Stowe Center for Literary Activism
77 Forest Street
Hartford, CT 06105
860-522-9258
info@stowecenter.org
Immoral.
This is apparently a subjective term, especially if inclusion, diversity, equity, accessibility, and environmental justice are somehow construed as immoral, or wrong.
There was a time when American law did not consider holding other human beings in bondage immoral. For more than three centuries, America prospered on the backs of people kidnapped from their homes and families, subjected to the basest conditions including physical abuse and sexual exploitation, forbidden from the opportunity to learn to read and write, vulnerable at all times to further separation from their spouses, children, and parents. How many generations of people fit into 350 years?
And while these people were subjugated, other people had all the advantages and opportunity offered: access to land, education, purpose, security, accumulated wealth. And these advantaged people retained their power by controlling American law and defining “morality.”

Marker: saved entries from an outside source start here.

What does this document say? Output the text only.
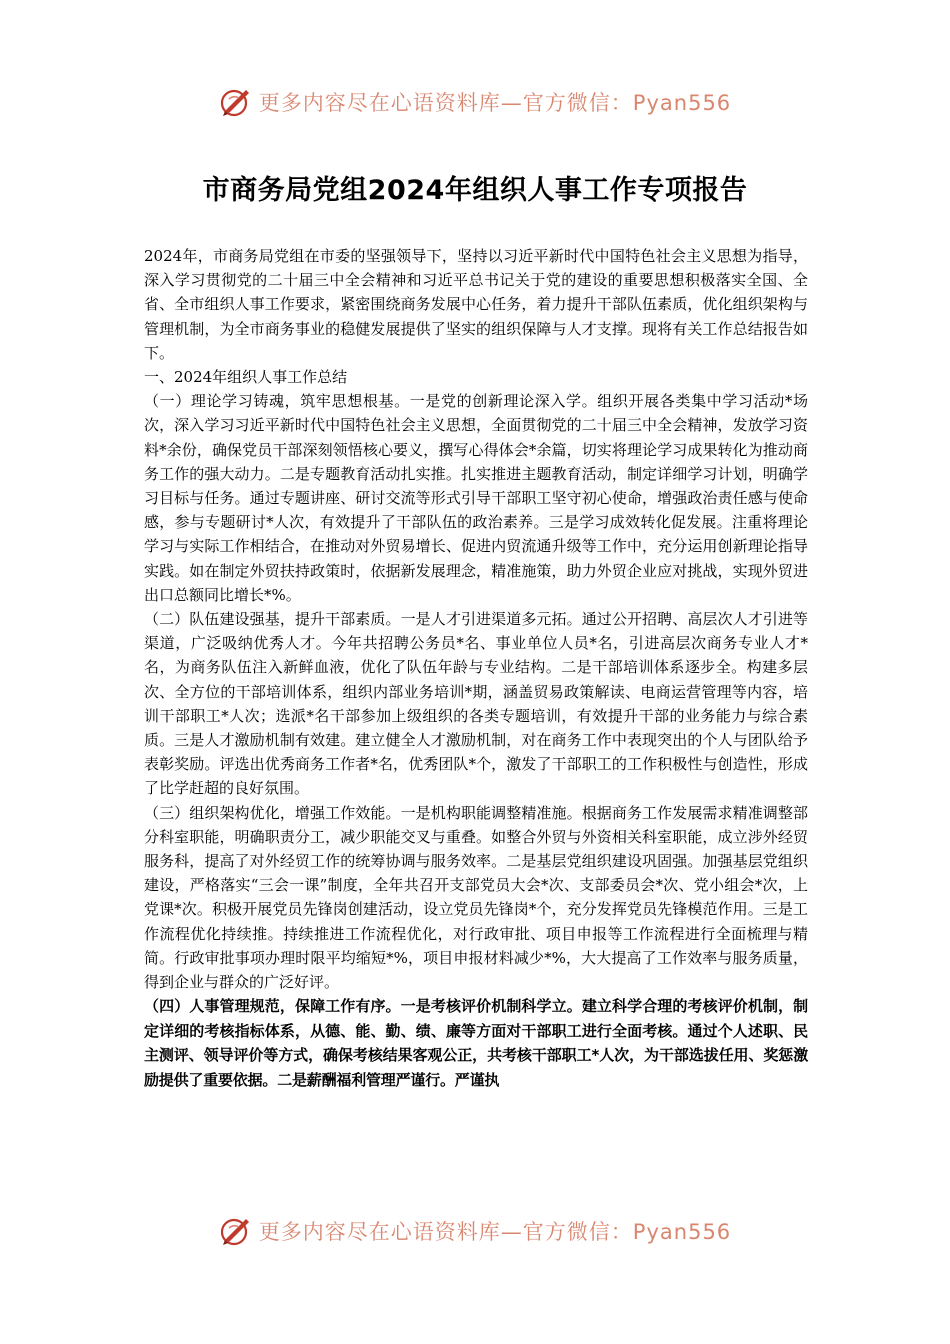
更多内容尽在心语资料库—官方微信：Pyan556
市商务局党组2024年组织人事工作专项报告

2024年，市商务局党组在市委的坚强领导下，坚持以习近平新时代中国特色社会主义思想为指导，深入学习贯彻党的二十届三中全会精神和习近平总书记关于党的建设的重要思想积极落实全国、全省、全市组织人事工作要求，紧密围绕商务发展中心任务，着力提升干部队伍素质，优化组织架构与管理机制，为全市商务事业的稳健发展提供了坚实的组织保障与人才支撑。现将有关工作总结报告如下。

一、2024年组织人事工作总结

（一）理论学习铸魂，筑牢思想根基。一是党的创新理论深入学。组织开展各类集中学习活动*场次，深入学习习近平新时代中国特色社会主义思想，全面贯彻党的二十届三中全会精神，发放学习资料*余份，确保党员干部深刻领悟核心要义，撰写心得体会*余篇，切实将理论学习成果转化为推动商务工作的强大动力。二是专题教育活动扎实推。扎实推进主题教育活动，制定详细学习计划，明确学习目标与任务。通过专题讲座、研讨交流等形式引导干部职工坚守初心使命，增强政治责任感与使命感，参与专题研讨*人次，有效提升了干部队伍的政治素养。三是学习成效转化促发展。注重将理论学习与实际工作相结合，在推动对外贸易增长、促进内贸流通升级等工作中，充分运用创新理论指导实践。如在制定外贸扶持政策时，依据新发展理念，精准施策，助力外贸企业应对挑战，实现外贸进出口总额同比增长*%。

（二）队伍建设强基，提升干部素质。一是人才引进渠道多元拓。通过公开招聘、高层次人才引进等渠道，广泛吸纳优秀人才。今年共招聘公务员*名、事业单位人员*名，引进高层次商务专业人才*名，为商务队伍注入新鲜血液，优化了队伍年龄与专业结构。二是干部培训体系逐步全。构建多层次、全方位的干部培训体系，组织内部业务培训*期，涵盖贸易政策解读、电商运营管理等内容，培训干部职工*人次；选派*名干部参加上级组织的各类专题培训，有效提升干部的业务能力与综合素质。三是人才激励机制有效建。建立健全人才激励机制，对在商务工作中表现突出的个人与团队给予表彰奖励。评选出优秀商务工作者*名，优秀团队*个，激发了干部职工的工作积极性与创造性，形成了比学赶超的良好氛围。

（三）组织架构优化，增强工作效能。一是机构职能调整精准施。根据商务工作发展需求精准调整部分科室职能，明确职责分工，减少职能交叉与重叠。如整合外贸与外资相关科室职能，成立涉外经贸服务科，提高了对外经贸工作的统筹协调与服务效率。二是基层党组织建设巩固强。加强基层党组织建设，严格落实“三会一课”制度，全年共召开支部党员大会*次、支部委员会*次、党小组会*次，上党课*次。积极开展党员先锋岗创建活动，设立党员先锋岗*个，充分发挥党员先锋模范作用。三是工作流程优化持续推。持续推进工作流程优化，对行政审批、项目申报等工作流程进行全面梳理与精简。行政审批事项办理时限平均缩短*%，项目申报材料减少*%，大大提高了工作效率与服务质量，得到企业与群众的广泛好评。

（四）人事管理规范，保障工作有序。一是考核评价机制科学立。建立科学合理的考核评价机制，制定详细的考核指标体系，从德、能、勤、绩、廉等方面对干部职工进行全面考核。通过个人述职、民主测评、领导评价等方式，确保考核结果客观公正，共考核干部职工*人次，为干部选拔任用、奖惩激励提供了重要依据。二是薪酬福利管理严谨行。严谨执

更多内容尽在心语资料库—官方微信：Pyan556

Harriet Beecher Stowe chose to write her anti-slavery novel Uncle Tom’s Cabin as a plea to the morality of the American people. She wrote: “An atmosphere of sympathetic influence encircles every human being; and the man or woman who feels strongly, healthily and justly, on the great interests of humanity is a constant benefactor to the human race.” Stowe empathically called people to action: have mercy, work for justice, honor humanity.
Over time and with much effort from reformers such as Frederick Douglass, Sojourner Truth and a multitude of others who spoke up for common humanity and communal good, we, as an American people, changed our understanding of what is right, and we created new laws that valued humanity.
The Stowe Center honors the legacy of Stowe and all who advocate hope and freedom then and now by asking Americans to resist redefinitions of morality.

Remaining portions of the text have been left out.